10. Distributed training

Distributed training is supported for IPU Pod systems. Here, the IPUs in a rack are interconnected by IPU-Links, and IPUs in different racks are interconnected by GW-Links. Distributed training uses these links to perform collective operations without host involvement. When using multiple instances (host processes), there may however still be a need for communication over the host network, for example for broadcasting the initial values of variables from the first instance to the others.

To perform distributed training on Pod systems, use PopDistStrategy, which performs data-parallel synchronous training using multiple host processes. In this sense it is similar to MultiWorkerMirroredStrategy provided in standard TensorFlow. Initial values are broadcast over the host network using Horovod.

Collective operations (explicitly through a member function like reduce() or implicitly by using an optimizer under the strategy scope) will be performed directly on the IPU by using compiled communications with the GCL library over the IPU-Links and GW-Links. The PopDistStrategy is designed for use with PopDist and PopRun. Refer to the PopDist and PopRun User Guide for more details.

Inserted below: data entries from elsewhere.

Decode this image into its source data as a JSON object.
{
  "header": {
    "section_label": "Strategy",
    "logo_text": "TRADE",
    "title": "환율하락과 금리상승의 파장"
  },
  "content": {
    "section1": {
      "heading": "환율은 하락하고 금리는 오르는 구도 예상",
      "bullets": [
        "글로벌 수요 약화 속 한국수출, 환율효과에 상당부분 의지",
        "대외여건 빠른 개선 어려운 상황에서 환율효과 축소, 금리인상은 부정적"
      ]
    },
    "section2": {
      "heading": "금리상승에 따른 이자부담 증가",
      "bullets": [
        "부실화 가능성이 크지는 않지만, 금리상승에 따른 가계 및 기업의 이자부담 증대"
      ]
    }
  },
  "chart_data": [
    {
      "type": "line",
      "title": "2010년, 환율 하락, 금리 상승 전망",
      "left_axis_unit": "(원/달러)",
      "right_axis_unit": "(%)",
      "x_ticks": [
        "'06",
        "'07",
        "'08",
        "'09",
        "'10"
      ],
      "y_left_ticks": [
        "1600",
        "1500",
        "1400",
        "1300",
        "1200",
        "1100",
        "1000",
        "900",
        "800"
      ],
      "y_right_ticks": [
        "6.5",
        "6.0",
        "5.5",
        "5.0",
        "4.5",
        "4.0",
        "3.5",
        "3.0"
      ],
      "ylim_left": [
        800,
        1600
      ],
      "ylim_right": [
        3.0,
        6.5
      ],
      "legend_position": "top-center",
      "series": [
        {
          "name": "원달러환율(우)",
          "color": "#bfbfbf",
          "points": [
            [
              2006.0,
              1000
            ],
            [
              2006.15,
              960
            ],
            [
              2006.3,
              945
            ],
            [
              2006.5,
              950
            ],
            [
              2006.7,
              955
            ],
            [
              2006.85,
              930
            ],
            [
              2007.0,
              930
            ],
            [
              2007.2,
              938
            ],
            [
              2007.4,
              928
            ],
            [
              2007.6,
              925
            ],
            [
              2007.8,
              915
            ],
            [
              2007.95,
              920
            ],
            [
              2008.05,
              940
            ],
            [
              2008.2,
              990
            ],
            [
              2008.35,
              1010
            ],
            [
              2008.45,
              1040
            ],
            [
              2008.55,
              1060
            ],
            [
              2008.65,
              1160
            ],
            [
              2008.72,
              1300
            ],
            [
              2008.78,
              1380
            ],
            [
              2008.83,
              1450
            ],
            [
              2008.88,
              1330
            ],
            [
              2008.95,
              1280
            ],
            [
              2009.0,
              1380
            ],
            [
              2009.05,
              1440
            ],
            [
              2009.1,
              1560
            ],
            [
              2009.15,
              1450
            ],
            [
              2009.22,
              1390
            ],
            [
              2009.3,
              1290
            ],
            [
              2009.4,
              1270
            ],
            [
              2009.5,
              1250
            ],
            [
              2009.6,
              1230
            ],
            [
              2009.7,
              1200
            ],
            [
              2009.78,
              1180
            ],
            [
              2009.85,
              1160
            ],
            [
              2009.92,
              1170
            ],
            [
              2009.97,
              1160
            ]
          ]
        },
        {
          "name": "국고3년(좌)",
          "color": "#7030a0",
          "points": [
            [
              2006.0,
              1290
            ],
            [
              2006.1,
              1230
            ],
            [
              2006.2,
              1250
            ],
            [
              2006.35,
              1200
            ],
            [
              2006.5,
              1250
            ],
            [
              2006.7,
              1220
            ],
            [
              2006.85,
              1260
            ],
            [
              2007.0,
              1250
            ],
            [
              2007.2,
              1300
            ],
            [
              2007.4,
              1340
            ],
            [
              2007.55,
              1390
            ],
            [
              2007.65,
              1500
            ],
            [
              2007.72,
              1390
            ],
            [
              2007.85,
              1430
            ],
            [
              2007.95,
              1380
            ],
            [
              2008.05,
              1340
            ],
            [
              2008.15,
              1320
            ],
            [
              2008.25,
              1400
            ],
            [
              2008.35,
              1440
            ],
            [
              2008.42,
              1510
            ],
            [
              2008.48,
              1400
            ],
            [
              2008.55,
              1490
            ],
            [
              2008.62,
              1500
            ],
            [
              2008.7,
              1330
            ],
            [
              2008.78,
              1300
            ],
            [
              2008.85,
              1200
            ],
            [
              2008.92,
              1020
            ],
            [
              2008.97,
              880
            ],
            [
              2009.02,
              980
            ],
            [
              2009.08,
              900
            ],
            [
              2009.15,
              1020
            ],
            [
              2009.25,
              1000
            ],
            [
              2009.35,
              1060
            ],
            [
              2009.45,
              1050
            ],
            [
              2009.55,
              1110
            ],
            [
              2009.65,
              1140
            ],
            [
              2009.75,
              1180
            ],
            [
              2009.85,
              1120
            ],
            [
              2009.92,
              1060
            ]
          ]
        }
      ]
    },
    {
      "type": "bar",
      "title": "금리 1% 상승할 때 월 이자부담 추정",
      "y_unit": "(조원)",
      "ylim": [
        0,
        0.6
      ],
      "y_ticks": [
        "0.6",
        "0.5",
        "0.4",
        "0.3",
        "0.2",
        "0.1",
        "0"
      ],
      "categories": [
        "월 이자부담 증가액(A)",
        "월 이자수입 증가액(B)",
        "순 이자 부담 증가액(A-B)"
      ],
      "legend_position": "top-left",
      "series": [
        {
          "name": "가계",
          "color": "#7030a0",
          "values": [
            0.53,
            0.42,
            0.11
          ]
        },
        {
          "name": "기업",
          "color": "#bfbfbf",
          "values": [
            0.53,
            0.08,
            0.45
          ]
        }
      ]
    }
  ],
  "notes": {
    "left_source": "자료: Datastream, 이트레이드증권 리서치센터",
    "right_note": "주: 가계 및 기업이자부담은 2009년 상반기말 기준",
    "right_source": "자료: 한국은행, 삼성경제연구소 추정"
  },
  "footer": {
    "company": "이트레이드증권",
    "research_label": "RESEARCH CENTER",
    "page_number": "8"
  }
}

A distinction should be made between the PopDistStrategy and the IPUStrategy provided in TensorFlow 2. The IPUStrategy targets a single system with one or more IPUs attached, whereas PopDistStrategy targets distributed Pod systems. Note that the use of ipu_compiler.compile() is still required to ensure a single XLA graph is compiled, except when using IPUEstimator or IPUPipelineEstimator which already use it internally.

10.1. PopDistStrategy examples

There are examples for PopDistStrategy in the Graphcore feature examples on GitHub.


From Poplar SDK 3.1, TensorFlow 1 will only be supported in CentOS 7. In addition, Examples and Tutorials for TensorFlow 1 are only available up to version 3.0 of the SDK. There has been limited testing of the 3.0 versions of the TensorFlow 1 tutorials and examples with Poplar SDK 3.1.